Pada debat capres kedua tersebut dinilai lebih baik ketimbang pertama lantaran terlihat dari jawaban yang diberikan masing-masing capres mengenai tema tersebut.

Ekonom Universitas Indonesia (UI), Ari Kuncoro menuturkan, dari debat kedua membahas energi, pangan, SDA, lingkungan hidup dan infrastruktur terlihat bagaimana solusi yang ditawarkan untuk membenahi masalah dan yang sudah dilakukan untuk membangun sektor energi, pangan, infrastruktur, SDA, dan lingkungan hidup oleh para capres.

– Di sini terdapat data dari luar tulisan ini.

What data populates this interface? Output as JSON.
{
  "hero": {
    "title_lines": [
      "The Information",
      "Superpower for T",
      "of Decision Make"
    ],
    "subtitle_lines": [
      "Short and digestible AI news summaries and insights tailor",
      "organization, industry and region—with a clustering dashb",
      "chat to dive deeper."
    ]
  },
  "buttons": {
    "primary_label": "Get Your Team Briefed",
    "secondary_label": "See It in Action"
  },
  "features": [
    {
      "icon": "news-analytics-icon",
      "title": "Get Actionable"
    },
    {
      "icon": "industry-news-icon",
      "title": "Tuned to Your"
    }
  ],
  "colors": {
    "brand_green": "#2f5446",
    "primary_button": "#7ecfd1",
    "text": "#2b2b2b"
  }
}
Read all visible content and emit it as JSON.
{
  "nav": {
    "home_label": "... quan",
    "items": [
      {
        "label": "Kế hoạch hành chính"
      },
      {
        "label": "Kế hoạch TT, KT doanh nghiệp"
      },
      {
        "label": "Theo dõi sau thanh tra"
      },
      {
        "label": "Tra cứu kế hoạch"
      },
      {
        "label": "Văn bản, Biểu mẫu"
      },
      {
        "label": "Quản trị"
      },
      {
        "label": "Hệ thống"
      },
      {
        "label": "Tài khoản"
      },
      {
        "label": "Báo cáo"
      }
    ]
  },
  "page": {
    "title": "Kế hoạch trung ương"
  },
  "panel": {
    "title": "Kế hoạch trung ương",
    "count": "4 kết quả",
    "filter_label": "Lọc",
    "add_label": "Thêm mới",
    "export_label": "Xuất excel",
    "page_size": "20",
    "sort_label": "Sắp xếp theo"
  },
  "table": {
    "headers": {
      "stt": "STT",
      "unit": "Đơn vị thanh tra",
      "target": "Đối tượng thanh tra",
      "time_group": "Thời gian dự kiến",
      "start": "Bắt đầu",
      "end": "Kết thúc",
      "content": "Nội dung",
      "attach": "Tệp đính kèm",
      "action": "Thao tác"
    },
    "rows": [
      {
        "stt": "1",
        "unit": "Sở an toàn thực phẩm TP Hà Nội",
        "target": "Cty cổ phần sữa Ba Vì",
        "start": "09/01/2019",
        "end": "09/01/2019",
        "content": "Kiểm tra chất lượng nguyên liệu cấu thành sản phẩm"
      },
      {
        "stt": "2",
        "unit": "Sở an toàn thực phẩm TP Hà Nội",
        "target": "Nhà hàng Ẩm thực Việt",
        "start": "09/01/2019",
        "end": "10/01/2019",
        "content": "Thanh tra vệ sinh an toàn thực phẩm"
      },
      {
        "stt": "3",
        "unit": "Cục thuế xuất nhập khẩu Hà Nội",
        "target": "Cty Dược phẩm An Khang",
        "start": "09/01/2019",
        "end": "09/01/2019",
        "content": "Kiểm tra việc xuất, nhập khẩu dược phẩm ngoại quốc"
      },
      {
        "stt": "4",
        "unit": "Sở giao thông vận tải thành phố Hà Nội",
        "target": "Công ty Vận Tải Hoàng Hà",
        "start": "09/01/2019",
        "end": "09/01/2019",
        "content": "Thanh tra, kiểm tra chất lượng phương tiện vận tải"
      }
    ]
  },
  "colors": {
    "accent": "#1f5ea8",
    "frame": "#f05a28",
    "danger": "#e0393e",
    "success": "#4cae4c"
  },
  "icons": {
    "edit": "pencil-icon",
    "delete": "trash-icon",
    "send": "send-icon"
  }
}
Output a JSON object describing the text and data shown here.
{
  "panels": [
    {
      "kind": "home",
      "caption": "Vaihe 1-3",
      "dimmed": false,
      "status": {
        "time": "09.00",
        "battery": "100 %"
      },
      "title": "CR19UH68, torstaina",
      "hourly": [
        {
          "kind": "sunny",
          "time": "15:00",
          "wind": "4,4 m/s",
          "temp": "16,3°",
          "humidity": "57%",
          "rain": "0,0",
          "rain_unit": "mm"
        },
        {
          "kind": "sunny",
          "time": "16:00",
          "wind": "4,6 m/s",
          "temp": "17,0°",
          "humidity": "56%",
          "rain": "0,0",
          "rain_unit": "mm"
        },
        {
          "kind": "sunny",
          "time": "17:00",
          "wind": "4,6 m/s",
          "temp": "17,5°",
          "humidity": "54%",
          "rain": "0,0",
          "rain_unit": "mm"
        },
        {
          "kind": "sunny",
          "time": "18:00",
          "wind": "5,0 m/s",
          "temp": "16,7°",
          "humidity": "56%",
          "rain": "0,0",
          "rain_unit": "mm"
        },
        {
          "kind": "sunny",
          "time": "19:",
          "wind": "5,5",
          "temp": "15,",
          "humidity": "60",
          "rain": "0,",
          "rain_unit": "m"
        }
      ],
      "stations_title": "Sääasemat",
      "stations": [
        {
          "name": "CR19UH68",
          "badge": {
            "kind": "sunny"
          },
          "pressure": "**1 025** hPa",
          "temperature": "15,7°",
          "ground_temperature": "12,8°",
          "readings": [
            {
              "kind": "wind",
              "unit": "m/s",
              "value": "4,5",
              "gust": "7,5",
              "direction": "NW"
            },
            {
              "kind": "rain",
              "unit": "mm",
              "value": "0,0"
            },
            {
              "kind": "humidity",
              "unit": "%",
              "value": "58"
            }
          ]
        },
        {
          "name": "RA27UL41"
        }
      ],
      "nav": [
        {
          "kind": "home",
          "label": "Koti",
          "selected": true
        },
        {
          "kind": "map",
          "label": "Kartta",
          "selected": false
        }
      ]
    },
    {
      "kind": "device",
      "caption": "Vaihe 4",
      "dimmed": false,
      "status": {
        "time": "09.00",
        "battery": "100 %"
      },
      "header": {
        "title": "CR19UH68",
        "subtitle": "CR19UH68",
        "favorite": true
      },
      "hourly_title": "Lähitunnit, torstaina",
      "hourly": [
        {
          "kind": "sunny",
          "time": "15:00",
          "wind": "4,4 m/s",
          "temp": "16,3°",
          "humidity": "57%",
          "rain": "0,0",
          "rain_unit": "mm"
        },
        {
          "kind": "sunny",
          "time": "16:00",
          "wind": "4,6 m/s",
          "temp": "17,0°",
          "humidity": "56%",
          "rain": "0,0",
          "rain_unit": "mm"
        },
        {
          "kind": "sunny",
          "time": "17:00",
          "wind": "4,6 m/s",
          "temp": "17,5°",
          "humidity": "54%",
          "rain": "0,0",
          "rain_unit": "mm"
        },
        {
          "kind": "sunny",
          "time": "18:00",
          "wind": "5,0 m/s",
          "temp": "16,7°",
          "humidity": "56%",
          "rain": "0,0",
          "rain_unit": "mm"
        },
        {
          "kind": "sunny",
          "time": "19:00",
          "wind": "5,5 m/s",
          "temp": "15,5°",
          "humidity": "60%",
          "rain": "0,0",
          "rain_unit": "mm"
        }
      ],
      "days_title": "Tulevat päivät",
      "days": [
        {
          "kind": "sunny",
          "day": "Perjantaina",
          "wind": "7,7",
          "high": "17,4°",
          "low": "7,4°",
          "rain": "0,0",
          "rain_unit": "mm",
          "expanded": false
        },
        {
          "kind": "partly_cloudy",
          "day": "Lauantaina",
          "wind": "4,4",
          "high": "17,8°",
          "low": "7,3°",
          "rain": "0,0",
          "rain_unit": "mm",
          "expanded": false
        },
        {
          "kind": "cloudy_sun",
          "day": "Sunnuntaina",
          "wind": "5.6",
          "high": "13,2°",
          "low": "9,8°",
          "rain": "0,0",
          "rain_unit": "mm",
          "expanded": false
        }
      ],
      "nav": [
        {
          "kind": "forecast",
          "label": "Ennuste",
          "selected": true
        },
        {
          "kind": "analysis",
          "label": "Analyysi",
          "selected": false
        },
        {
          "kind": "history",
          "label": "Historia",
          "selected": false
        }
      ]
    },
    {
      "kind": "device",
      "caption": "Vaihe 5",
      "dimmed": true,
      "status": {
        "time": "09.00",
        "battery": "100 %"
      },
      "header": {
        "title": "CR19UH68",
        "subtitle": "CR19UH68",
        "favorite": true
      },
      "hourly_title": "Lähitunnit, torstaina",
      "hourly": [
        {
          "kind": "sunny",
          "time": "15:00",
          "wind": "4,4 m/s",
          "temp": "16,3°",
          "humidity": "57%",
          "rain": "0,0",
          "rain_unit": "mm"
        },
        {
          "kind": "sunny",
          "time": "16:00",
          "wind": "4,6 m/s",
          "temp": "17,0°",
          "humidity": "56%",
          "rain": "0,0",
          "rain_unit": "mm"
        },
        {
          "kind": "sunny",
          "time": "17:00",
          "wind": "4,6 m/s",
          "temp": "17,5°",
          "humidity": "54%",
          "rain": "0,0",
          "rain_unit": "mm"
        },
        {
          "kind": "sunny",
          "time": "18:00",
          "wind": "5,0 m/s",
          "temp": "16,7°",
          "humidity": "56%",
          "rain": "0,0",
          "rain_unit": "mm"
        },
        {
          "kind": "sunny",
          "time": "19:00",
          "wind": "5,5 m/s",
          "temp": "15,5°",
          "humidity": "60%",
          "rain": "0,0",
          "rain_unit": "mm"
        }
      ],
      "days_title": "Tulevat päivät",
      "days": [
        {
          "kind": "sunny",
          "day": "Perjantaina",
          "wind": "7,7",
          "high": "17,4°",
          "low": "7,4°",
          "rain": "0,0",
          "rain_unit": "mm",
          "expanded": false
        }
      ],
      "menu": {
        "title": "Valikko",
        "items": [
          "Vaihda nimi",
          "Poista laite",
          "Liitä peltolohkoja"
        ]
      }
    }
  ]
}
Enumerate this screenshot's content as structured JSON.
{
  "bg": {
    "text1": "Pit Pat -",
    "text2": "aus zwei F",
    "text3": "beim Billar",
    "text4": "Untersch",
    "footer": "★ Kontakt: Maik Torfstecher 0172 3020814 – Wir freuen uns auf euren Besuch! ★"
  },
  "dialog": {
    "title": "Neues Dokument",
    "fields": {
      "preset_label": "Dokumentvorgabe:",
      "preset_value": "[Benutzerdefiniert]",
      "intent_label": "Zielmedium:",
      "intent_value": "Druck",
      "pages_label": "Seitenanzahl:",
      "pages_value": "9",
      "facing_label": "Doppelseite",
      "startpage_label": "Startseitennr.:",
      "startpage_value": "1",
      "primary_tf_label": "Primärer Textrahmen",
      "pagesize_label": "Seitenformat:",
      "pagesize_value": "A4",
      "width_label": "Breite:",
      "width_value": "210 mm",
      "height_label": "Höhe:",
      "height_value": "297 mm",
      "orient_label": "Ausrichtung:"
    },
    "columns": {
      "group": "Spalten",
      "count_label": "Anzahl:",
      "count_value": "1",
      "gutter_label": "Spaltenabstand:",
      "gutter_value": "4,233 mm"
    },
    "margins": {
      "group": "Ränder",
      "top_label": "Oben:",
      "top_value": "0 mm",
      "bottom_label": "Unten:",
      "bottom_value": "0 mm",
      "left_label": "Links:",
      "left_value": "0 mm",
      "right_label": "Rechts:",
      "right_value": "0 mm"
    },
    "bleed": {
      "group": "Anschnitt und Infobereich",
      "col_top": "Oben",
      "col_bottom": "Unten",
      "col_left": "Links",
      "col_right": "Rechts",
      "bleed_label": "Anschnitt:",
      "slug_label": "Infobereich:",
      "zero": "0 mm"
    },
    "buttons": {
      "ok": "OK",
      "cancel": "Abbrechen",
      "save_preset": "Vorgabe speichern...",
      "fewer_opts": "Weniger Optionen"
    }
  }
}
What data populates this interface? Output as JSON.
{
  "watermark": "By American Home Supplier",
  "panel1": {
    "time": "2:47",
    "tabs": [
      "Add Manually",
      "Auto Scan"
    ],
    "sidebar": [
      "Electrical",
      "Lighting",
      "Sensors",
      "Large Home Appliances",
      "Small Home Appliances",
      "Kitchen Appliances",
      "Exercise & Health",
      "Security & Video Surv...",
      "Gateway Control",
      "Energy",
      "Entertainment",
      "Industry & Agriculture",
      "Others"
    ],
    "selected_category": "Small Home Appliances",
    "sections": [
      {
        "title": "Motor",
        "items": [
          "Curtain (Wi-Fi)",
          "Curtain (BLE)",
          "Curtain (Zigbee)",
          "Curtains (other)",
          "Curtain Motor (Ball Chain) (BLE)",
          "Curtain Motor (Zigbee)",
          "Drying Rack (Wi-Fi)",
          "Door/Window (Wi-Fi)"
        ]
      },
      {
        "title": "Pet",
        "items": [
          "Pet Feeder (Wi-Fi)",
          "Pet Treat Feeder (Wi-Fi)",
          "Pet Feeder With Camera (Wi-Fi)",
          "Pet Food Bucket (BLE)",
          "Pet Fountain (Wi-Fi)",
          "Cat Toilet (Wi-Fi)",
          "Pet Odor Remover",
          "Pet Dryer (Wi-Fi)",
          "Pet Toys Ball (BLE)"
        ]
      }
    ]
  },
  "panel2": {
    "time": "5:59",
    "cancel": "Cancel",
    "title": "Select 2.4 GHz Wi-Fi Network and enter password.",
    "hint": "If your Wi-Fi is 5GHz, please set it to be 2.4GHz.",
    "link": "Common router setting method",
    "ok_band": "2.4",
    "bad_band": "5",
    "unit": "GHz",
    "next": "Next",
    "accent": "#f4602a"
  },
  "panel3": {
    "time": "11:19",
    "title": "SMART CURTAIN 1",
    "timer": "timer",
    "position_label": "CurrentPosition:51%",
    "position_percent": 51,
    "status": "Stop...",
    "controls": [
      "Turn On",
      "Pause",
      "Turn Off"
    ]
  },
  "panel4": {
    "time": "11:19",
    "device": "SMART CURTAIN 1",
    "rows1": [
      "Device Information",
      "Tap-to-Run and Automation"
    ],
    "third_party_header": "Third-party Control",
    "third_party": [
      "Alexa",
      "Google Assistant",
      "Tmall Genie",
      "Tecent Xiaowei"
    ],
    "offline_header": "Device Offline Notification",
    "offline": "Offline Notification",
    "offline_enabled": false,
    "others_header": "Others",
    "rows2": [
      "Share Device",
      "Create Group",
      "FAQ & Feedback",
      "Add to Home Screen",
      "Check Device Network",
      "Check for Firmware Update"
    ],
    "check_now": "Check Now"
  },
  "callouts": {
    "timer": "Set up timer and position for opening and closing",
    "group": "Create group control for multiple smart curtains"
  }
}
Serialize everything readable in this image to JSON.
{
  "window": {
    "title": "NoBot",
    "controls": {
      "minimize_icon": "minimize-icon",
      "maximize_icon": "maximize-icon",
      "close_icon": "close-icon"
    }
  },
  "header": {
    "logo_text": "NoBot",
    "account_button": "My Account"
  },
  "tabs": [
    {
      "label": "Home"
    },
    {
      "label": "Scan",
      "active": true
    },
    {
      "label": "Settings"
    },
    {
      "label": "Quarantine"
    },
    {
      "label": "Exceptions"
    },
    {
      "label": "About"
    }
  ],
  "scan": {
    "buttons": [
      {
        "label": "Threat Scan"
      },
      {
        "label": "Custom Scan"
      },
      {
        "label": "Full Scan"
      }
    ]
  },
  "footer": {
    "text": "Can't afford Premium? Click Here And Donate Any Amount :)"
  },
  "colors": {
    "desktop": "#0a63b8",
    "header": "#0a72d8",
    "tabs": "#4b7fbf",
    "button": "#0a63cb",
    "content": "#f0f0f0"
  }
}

"Kalau kita lihat pak Jokowi sebagai petahana sudah sangat jelas mempunyai rencana. Visi itu permulaan, kemudian rencana aksinya juga ada. Prabowo sebagai penantang masih tahap wacana. Dari segi keseluruhan pada debat kedua lebih baik dari pertama terutama Jokowi," ujar Ari saat dihubungi Liputan6.com, Senin (18/2/2019).

Ari mencontohkan, salah satunya mengenai industri 4.0. Ia menilai, ada perbedaan konsep di antara dua capres tersebut soal industri 4.0.

"Jokowi menuturkan, kalau revolusi industri 4.0 dapat digunakan petani untuk mengenalkan marketplace sehingga petani bisa tahu harga jual lebih baik ketimbang dijual kepada tengkulak. Sedangkan pak Prabowo bilang kalau harga di tingkat petani bisa membuat petani hidup," kata Ari yang juga Dekan FE UI ini.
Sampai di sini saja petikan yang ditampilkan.